The poorly-understood disorder can trigger everything from bloating and diarrhoea to constipation and smelly wind.

“Twice as many women are affected by IBS than men, so you are not alone,” said Dr Atkinson.

A 2015 American Physiological Society study found the nerves in the brains of female rats “received more signals that suppress the intestinal movement of food”, offering “one explanation of why digestion problems are more common in women”.

Some have also suggested women may be more likely to seek help, leading to a diagnosis, while bashful men “stick it out”.

Read more: How to enjoy sex during the menopause

“Unfortunately, IBS is likely to affect you throughout your life and there is not a cure for it,” said Dr Atkinson.

When it comes to treating the syndrome, doctors often recommend patients get to know their “triggers”, eat slowly and find ways to relax.

Common triggers include wheat, gluten, dairy, yeast, excess sugar and artificial sweeteners.

The National Institute for Health and Care Excellence (NICE) recognises the benefits of probiotics, “good bacteria”, if taken for at least four weeks.
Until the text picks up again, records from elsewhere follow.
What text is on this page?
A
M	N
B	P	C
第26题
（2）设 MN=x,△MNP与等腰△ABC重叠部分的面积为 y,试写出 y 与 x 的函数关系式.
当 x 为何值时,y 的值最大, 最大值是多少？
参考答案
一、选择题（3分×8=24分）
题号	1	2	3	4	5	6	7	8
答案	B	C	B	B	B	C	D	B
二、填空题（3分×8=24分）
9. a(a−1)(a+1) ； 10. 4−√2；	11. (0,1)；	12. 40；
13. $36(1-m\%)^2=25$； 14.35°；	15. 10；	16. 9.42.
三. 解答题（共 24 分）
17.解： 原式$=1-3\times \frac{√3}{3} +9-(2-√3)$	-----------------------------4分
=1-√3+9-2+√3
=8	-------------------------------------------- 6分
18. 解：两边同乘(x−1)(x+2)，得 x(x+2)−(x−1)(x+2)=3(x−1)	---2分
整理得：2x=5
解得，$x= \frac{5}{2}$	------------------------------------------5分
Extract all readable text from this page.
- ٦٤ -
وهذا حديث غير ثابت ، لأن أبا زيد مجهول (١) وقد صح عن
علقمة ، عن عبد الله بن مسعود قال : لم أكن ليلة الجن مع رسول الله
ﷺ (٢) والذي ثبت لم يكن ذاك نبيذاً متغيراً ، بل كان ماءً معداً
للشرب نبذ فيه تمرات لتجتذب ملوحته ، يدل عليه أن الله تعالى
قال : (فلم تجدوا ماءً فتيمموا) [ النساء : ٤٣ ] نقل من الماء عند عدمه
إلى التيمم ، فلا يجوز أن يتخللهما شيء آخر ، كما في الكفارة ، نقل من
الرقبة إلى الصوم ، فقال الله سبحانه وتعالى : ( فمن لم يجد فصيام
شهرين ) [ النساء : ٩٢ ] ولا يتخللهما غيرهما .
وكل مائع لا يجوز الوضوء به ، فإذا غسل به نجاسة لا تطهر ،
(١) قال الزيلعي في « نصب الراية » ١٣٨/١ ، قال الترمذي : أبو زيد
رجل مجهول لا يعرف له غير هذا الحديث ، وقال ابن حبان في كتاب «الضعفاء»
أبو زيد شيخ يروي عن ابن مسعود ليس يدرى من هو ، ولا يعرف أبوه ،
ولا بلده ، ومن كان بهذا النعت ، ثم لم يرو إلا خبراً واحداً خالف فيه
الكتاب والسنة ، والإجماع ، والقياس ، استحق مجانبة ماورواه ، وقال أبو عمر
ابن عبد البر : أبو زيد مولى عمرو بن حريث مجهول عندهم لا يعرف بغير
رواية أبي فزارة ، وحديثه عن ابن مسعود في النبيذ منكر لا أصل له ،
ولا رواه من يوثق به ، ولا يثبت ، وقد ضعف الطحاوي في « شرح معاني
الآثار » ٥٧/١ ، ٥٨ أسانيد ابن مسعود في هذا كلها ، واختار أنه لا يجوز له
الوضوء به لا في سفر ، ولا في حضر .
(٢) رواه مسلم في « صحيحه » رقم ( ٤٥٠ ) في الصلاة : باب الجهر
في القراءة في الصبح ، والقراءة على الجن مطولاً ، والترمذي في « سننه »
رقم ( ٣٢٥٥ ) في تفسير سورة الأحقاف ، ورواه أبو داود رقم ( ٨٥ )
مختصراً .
It also advocates a low-FODMAP – fermentable oligosaccharides, disaccharides, monosaccharides and polyols – diet.

“Basically, these are a group of fermentable (gas-producing) sugars and fibres,” said Dr Brewer.

“Eating foods high in FODMAPs increases the volume of liquid and gas in the small intestine which can trigger IBS symptoms.”

A low-FODMAP diet is made up of minimal fructose – the sugar in fruit, lactose – the sugar in dairy, and sweeteners.